The Magnolia’s Sacrifice

In 2019 we started a year-long process to extend our kitchen with the addition of a sunroom. The challenge we faced was one not uncommon to many endeavors: we had two competing objectives. We wanted both the sunroom addition and to keep a magnolia tree. Most contractors said it needed to be taken down. Yet, we found a path, but it required cutting a limb off the tree. A lesser sacrifice, but still a sacrifice, that tree would make for us.

So now I complete a ritual burn of the removed branch.
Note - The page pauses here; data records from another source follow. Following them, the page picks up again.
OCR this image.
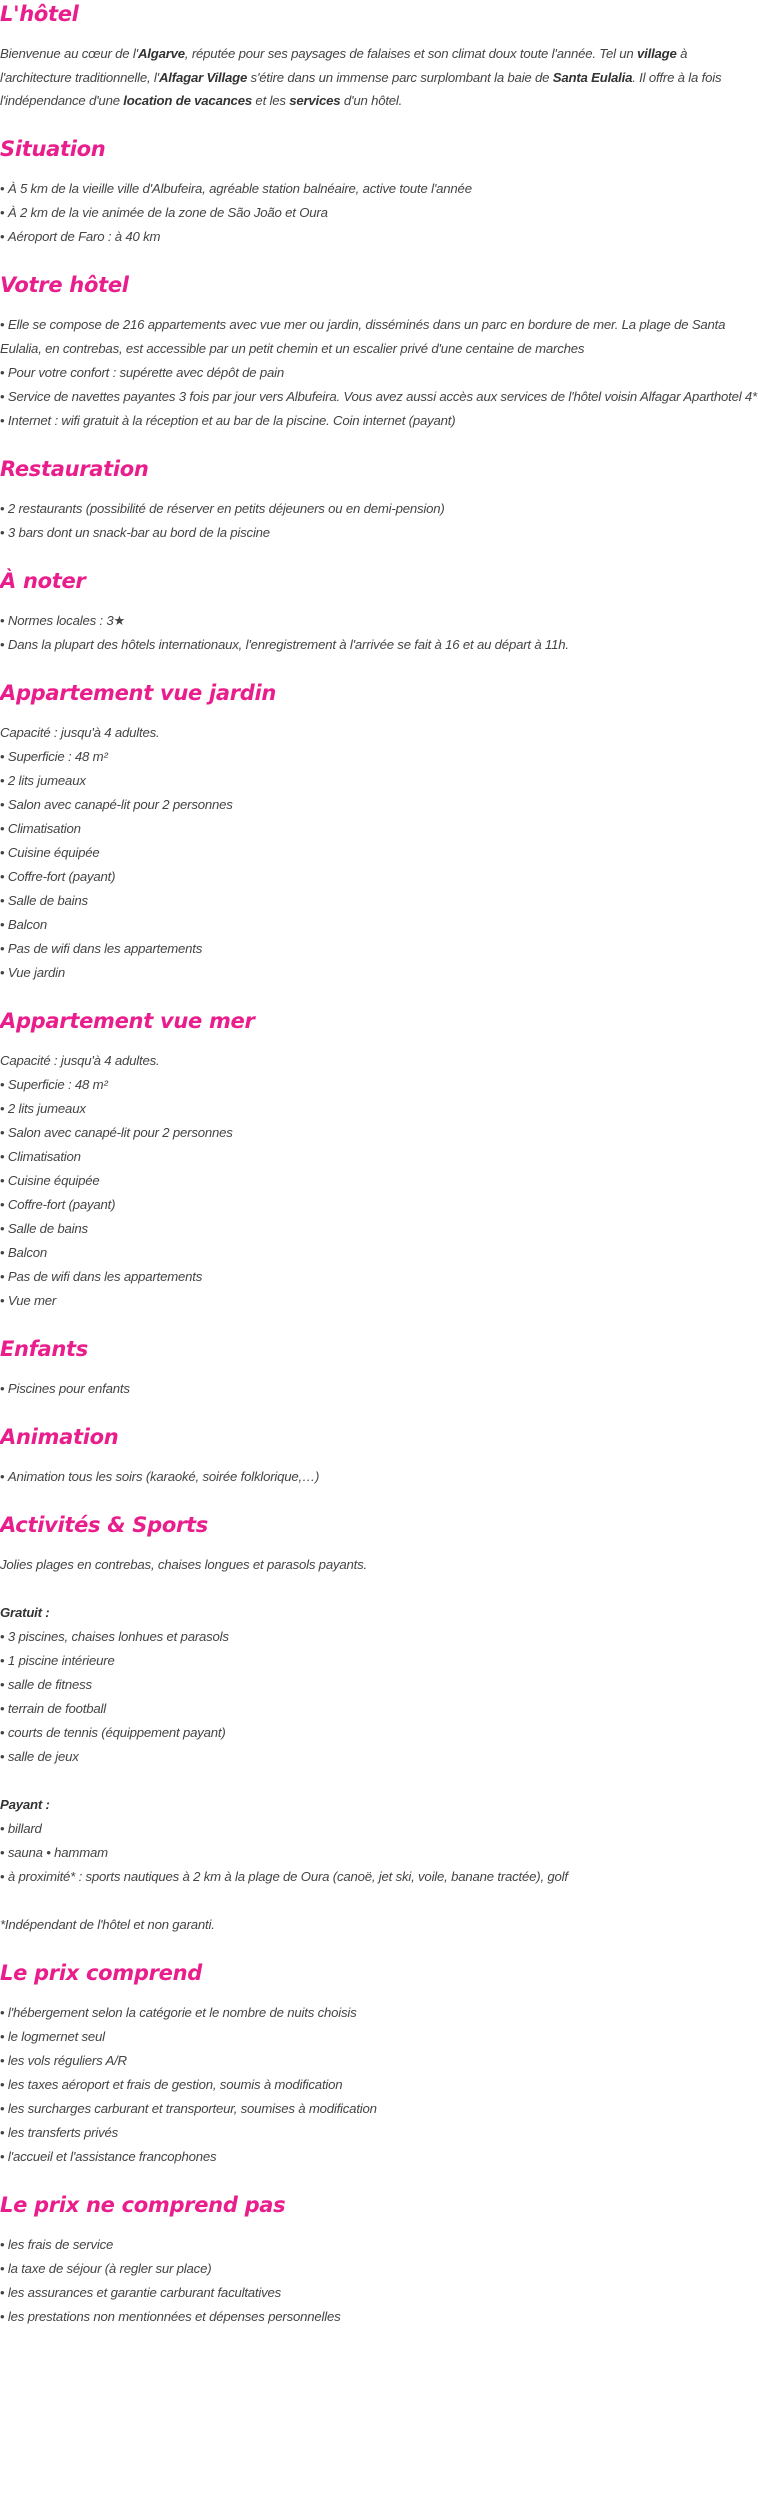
L'hôtel

Bienvenue au cœur de l'Algarve, réputée pour ses paysages de falaises et son climat doux toute l'année. Tel un village à l'architecture traditionnelle, l'Alfagar Village s'étire dans un immense parc surplombant la baie de Santa Eulalia. Il offre à la fois l'indépendance d'une location de vacances et les services d'un hôtel.

Situation
• À 5 km de la vieille ville d'Albufeira, agréable station balnéaire, active toute l'année
• À 2 km de la vie animée de la zone de São João et Oura
• Aéroport de Faro : à 40 km
Votre hôtel
• Elle se compose de 216 appartements avec vue mer ou jardin, disséminés dans un parc en bordure de mer. La plage de Santa Eulalia, en contrebas, est accessible par un petit chemin et un escalier privé d'une centaine de marches
• Pour votre confort : supérette avec dépôt de pain
• Service de navettes payantes 3 fois par jour vers Albufeira. Vous avez aussi accès aux services de l'hôtel voisin Alfagar Aparthotel 4*
• Internet : wifi gratuit à la réception et au bar de la piscine. Coin internet (payant)
Restauration
• 2 restaurants (possibilité de réserver en petits déjeuners ou en demi-pension)
• 3 bars dont un snack-bar au bord de la piscine
À noter
• Normes locales : 3★
• Dans la plupart des hôtels internationaux, l'enregistrement à l'arrivée se fait à 16 et au départ à 11h.
Appartement vue jardin

Capacité : jusqu'à 4 adultes.

• Superficie : 48 m²
• 2 lits jumeaux
• Salon avec canapé-lit pour 2 personnes
• Climatisation
• Cuisine équipée
• Coffre-fort (payant)
• Salle de bains
• Balcon
• Pas de wifi dans les appartements
• Vue jardin
Appartement vue mer

Capacité : jusqu'à 4 adultes.

• Superficie : 48 m²
• 2 lits jumeaux
• Salon avec canapé-lit pour 2 personnes
• Climatisation
• Cuisine équipée
• Coffre-fort (payant)
• Salle de bains
• Balcon
• Pas de wifi dans les appartements
• Vue mer
Enfants
• Piscines pour enfants
Animation
• Animation tous les soirs (karaoké, soirée folklorique,…)
Activités & Sports

Jolies plages en contrebas, chaises longues et parasols payants.

Gratuit :

• 3 piscines, chaises lonhues et parasols
• 1 piscine intérieure
• salle de fitness
• terrain de football
• courts de tennis (équippement payant)
• salle de jeux

Payant :

• billard
• sauna • hammam
• à proximité* : sports nautiques à 2 km à la plage de Oura (canoë, jet ski, voile, banane tractée), golf

*Indépendant de l'hôtel et non garanti.

Le prix comprend
• l'hébergement selon la catégorie et le nombre de nuits choisis
• le logmernet seul
• les vols réguliers A/R
• les taxes aéroport et frais de gestion, soumis à modification
• les surcharges carburant et transporteur, soumises à modification
• les transferts privés
• l'accueil et l'assistance francophones
Le prix ne comprend pas
• les frais de service
• la taxe de séjour (à regler sur place)
• les assurances et garantie carburant facultatives
• les prestations non mentionnées et dépenses personnelles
Like our ancient ancestors who once painted their veneration on cavern walls, or encircled the bonfire in ritualistic dance dressed in costumes resembling their prey to echo the hunt, I find myself engaged in a similar act of homage. My tribute, however, is to a magnolia tree, a silent sentinel standing majestically, who bursts forth in early Spring with a flurry of soft pink flowers and then remakes itself into a shade tree to protect us from Summer’s heat, now partly sacrificed for our sunroom’s birth. A limb, perhaps a third of its being, surrendered to human design. Had we not excised that arm, the entire tree would have faced oblivion, a lamentable fate indeed. In memory of its gift, I burned the desiccated remnants of that branch, an act imbued with a sacredness, a rite honouring life’s offerings, steeped in reverence, gratitude, and a profound respect.